Many older patients present to orthopaedic surgeons with clinical knee pain suggestive of osteoarthritis (OA) but with little or no radiographic evidence of disease. And a substantial proportion of those patients do not respond adequately to the recommended, first-line nonsurgical treatment approaches to knee OA. A prognostic study by Everhart et al. in the January 2, 2019 issue of The Journal of Bone & Joint Surgery helps explain why that might be.
The authors evaluated baseline knee radiographs and MRIs from >1,300 older adults (mean age of 61 years) who were enrolled in the Osteoarthritis Initiative, a multicenter observational cohort study with a median of 9 years of follow-up data. They sought to determine independent risk factors for progression to total knee arthroplasty (TKA) among this cohort, all of whom showed Kellgren-Lawrence grade 0 to 3 OA on knee radiographs. MRIs taken at baseline revealed that 38% of those patients had a full-thickness knee-cartilage defect. After the authors adjusted for various confounders (including age, weight, and symptom severity), they found that regardless of radiographic grade, the presence of a full-thickness cartilage defect was a strong independent risk factor for subsequent TKA. Moreover, patients with a defect ≥2 cm2 had twice the risk of arthroplasty compared with patients with defects <2 cm2.
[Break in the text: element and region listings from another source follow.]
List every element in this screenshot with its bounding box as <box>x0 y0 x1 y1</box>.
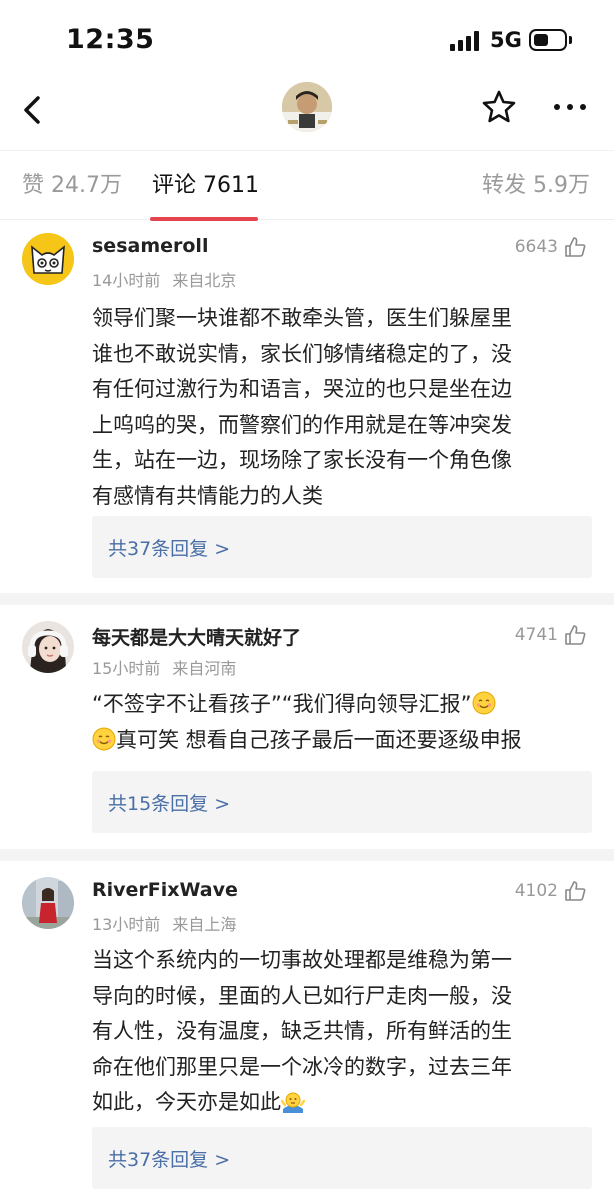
active-tab-indicator <box>150 217 258 221</box>
comment-meta: 13小时前 来自上海 <box>92 911 236 935</box>
reply-thread-button[interactable]: 共37条回复 > <box>92 1127 592 1189</box>
comment-line: 当这个系统内的一切事故处理都是维稳为第一 <box>92 948 512 972</box>
comment-line-text: “不签字不让看孩子”“我们得向领导汇报” <box>92 692 472 716</box>
like-button[interactable]: 6643 <box>515 235 586 259</box>
like-count: 4102 <box>514 881 558 901</box>
like-button[interactable]: 4741 <box>515 623 586 647</box>
comment-item: RiverFixWave 13小时前 来自上海 4102 当这个系统内的一切事故处… <box>0 877 614 1200</box>
thumb-up-icon <box>565 625 586 645</box>
reply-thread-button[interactable]: 共37条回复 > <box>92 516 592 578</box>
reply-thread-button[interactable]: 共15条回复 > <box>92 771 592 833</box>
reply-count: 共37条回复 > <box>108 1149 231 1171</box>
status-time: 12:35 <box>66 24 155 55</box>
comment-time: 13小时前 <box>92 915 161 934</box>
tab-reposts[interactable]: 转发 5.9万 <box>482 167 590 199</box>
comment-line: 命在他们那里只是一个冰冷的数字，过去三年 <box>92 1054 512 1079</box>
back-chevron-icon[interactable] <box>18 90 50 130</box>
comment-line: 上呜呜的哭，而警察们的作用就是在等冲突发 <box>92 412 512 437</box>
nav-bar <box>0 78 614 142</box>
battery-tip <box>569 36 572 44</box>
comment-line: “不签字不让看孩子”“我们得向领导汇报” <box>92 687 592 723</box>
comment-line: 生，站在一边，现场除了家长没有一个角色像 <box>92 448 512 472</box>
comment-username[interactable]: RiverFixWave <box>92 879 238 901</box>
engagement-tabs: 赞 24.7万 评论 7611 转发 5.9万 <box>0 150 614 221</box>
comment-body: 领导们聚一块谁都不敢牵头管，医生们躲屋里 谁也不敢说实情，家长们够情绪稳定的了，… <box>92 301 592 514</box>
comment-body: “不签字不让看孩子”“我们得向领导汇报” 真可笑 想看自己孩子最后一面还要逐级申… <box>92 687 592 758</box>
tab-likes[interactable]: 赞 24.7万 <box>22 167 122 199</box>
reply-count: 共15条回复 > <box>108 793 231 815</box>
comment-line: 如此，今天亦是如此 <box>92 1085 592 1121</box>
comment-location: 来自北京 <box>172 271 237 290</box>
comment-meta: 14小时前 来自北京 <box>92 267 236 291</box>
comment-divider <box>0 849 614 861</box>
reply-count: 共37条回复 > <box>108 538 231 560</box>
comment-time: 14小时前 <box>92 271 161 290</box>
signal-strength-icon <box>450 31 479 51</box>
battery-icon <box>529 29 567 51</box>
comment-line-text: 真可笑 想看自己孩子最后一面还要逐级申报 <box>116 727 522 752</box>
user-avatar[interactable] <box>22 233 74 285</box>
user-avatar[interactable] <box>22 621 74 673</box>
status-bar: 12:35 5G <box>0 0 614 78</box>
poster-avatar[interactable] <box>282 82 332 132</box>
comment-line: 领导们聚一块谁都不敢牵头管，医生们躲屋里 <box>92 306 512 330</box>
smiling-face-emoji <box>472 691 496 715</box>
tab-comments[interactable]: 评论 7611 <box>152 167 259 199</box>
comment-item: sesameroll 14小时前 来自北京 6643 领导们聚一块谁都不敢牵头管，… <box>0 233 614 583</box>
comment-location: 来自上海 <box>172 915 237 934</box>
user-avatar[interactable] <box>22 877 74 929</box>
like-count: 6643 <box>514 237 558 257</box>
like-count: 4741 <box>514 625 558 645</box>
comment-line-text: 如此，今天亦是如此 <box>92 1090 281 1114</box>
comment-divider <box>0 593 614 605</box>
favorite-star-icon[interactable] <box>480 88 518 126</box>
like-button[interactable]: 4102 <box>515 879 586 903</box>
comment-line: 真可笑 想看自己孩子最后一面还要逐级申报 <box>92 723 592 759</box>
comment-time: 15小时前 <box>92 659 161 678</box>
comment-username[interactable]: 每天都是大大晴天就好了 <box>92 623 301 650</box>
comment-line: 有任何过激行为和语言，哭泣的也只是坐在边 <box>92 377 512 401</box>
comment-line: 有人性，没有温度，缺乏共情，所有鲜活的生 <box>92 1019 512 1043</box>
more-options-icon[interactable] <box>550 92 590 122</box>
thumb-up-icon <box>565 237 586 257</box>
network-type: 5G <box>490 28 522 52</box>
comment-line: 有感情有共情能力的人类 <box>92 483 323 508</box>
comment-line: 谁也不敢说实情，家长们够情绪稳定的了，没 <box>92 341 512 366</box>
comment-meta: 15小时前 来自河南 <box>92 655 236 679</box>
shrug-emoji <box>281 1092 305 1113</box>
comment-item: 每天都是大大晴天就好了 15小时前 来自河南 4741 “不签字不让看孩子”“我们… <box>0 621 614 841</box>
comment-body: 当这个系统内的一切事故处理都是维稳为第一 导向的时候，里面的人已如行尸走肉一般，… <box>92 943 592 1121</box>
comment-location: 来自河南 <box>172 659 237 678</box>
comment-line: 导向的时候，里面的人已如行尸走肉一般，没 <box>92 983 512 1008</box>
thumb-up-icon <box>565 881 586 901</box>
comment-username[interactable]: sesameroll <box>92 235 208 257</box>
smiling-face-emoji <box>92 727 116 750</box>
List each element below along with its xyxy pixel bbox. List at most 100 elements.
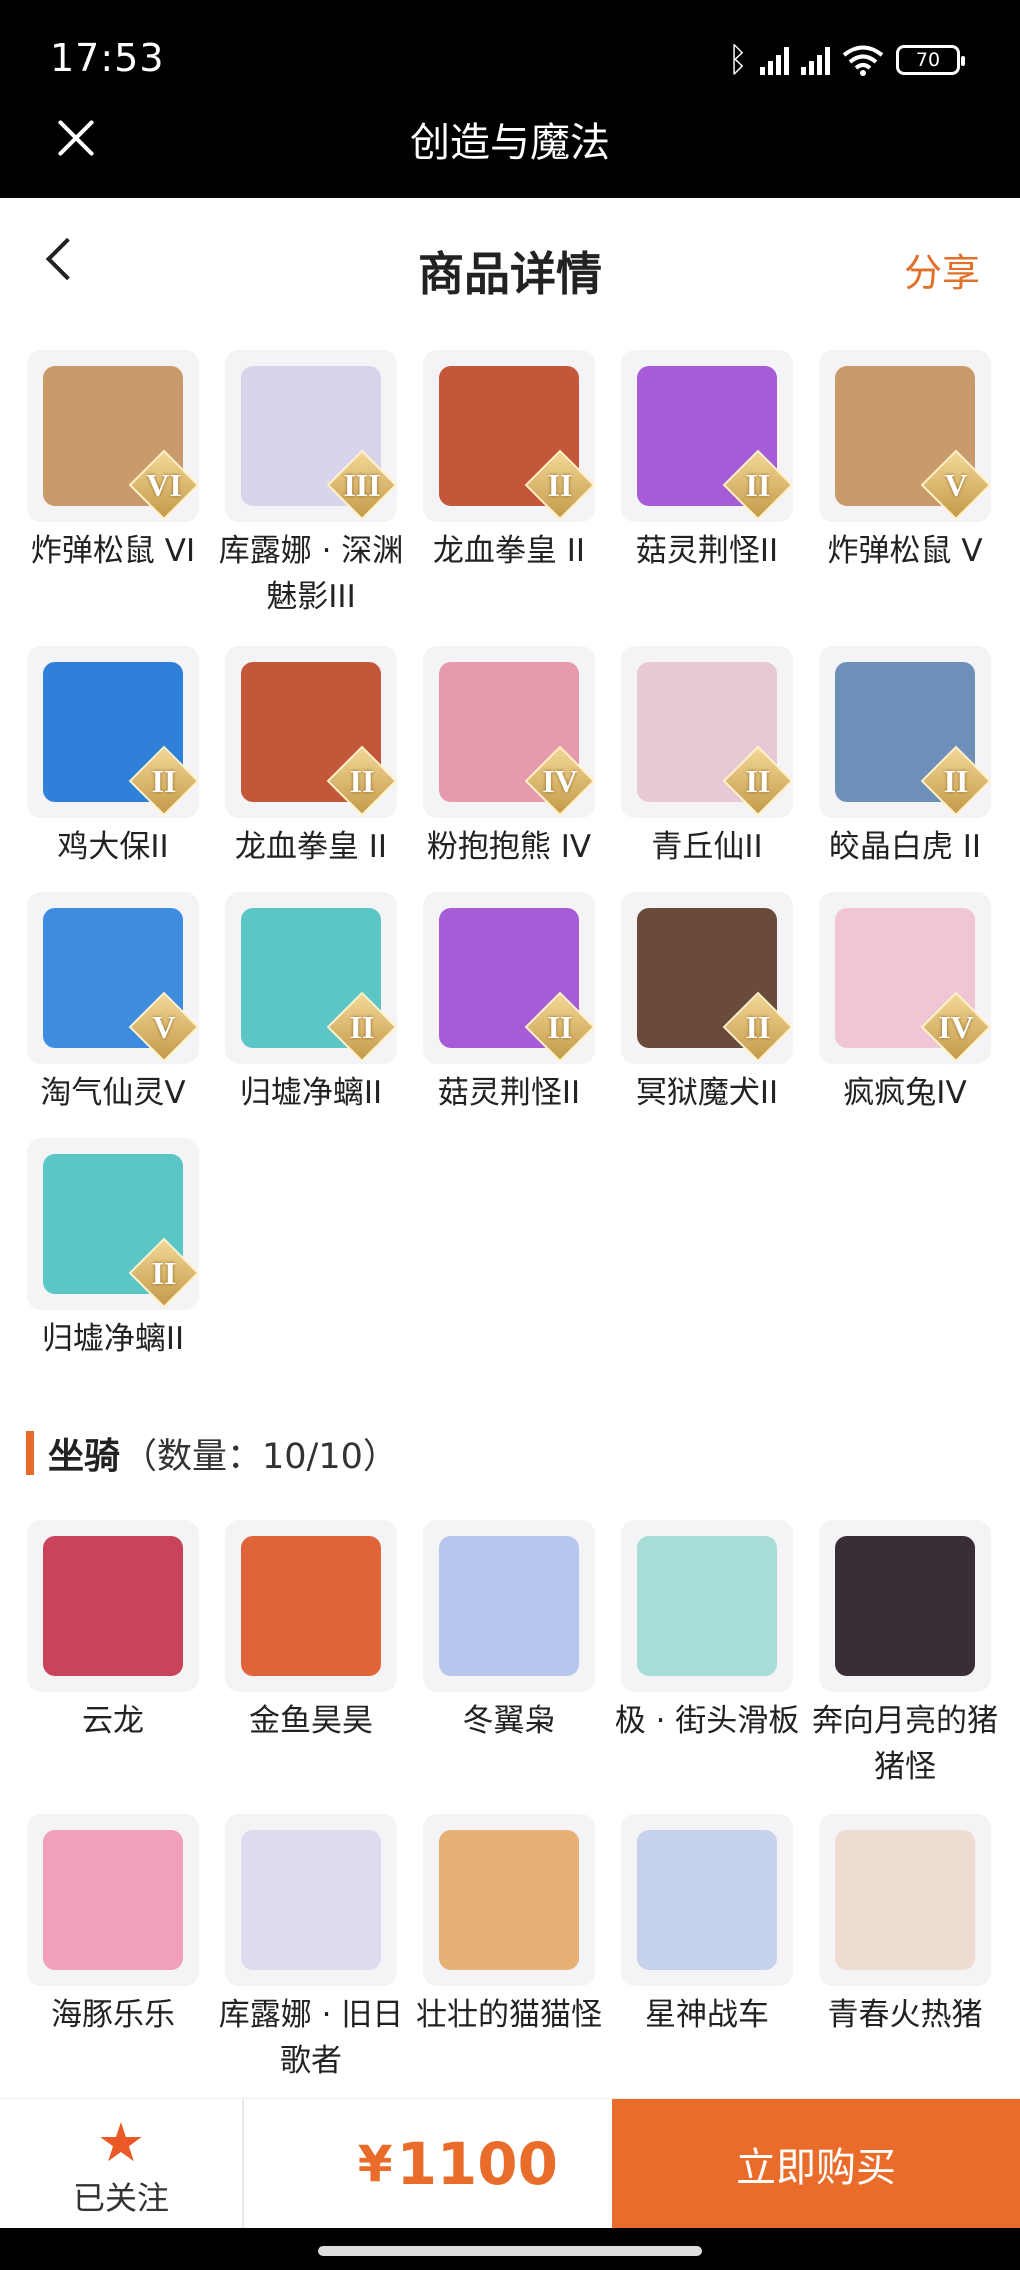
mount-name: 青春火热猪 xyxy=(827,1997,983,2033)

According to the authors, the findings highlight the “greater importance of full-thickness cartilage loss over radiographic OA grade as a determinant of OA severity, specifically regarding the risk of future knee arthroplasty in older adults.” In his commentary on this study, Drew A. Lansdown, MD emphasizes that Everhart et al. “do not advocate for the routine use of MRI in the diagnosis of knee osteoarthritis,” but he says the findings “do suggest that early MRI may have a diagnostic role for patients who are not responding as expected to nonoperative measures.” Noting that the patients in this cohort would probably not be ideal candidates for current cartilage-restoration procedures, Dr. Lansdown encourages further research focused on identifying “patient-specific factors that can match patients with the treatment…that will provide the greatest likelihood of symptom relief and functional improvement.”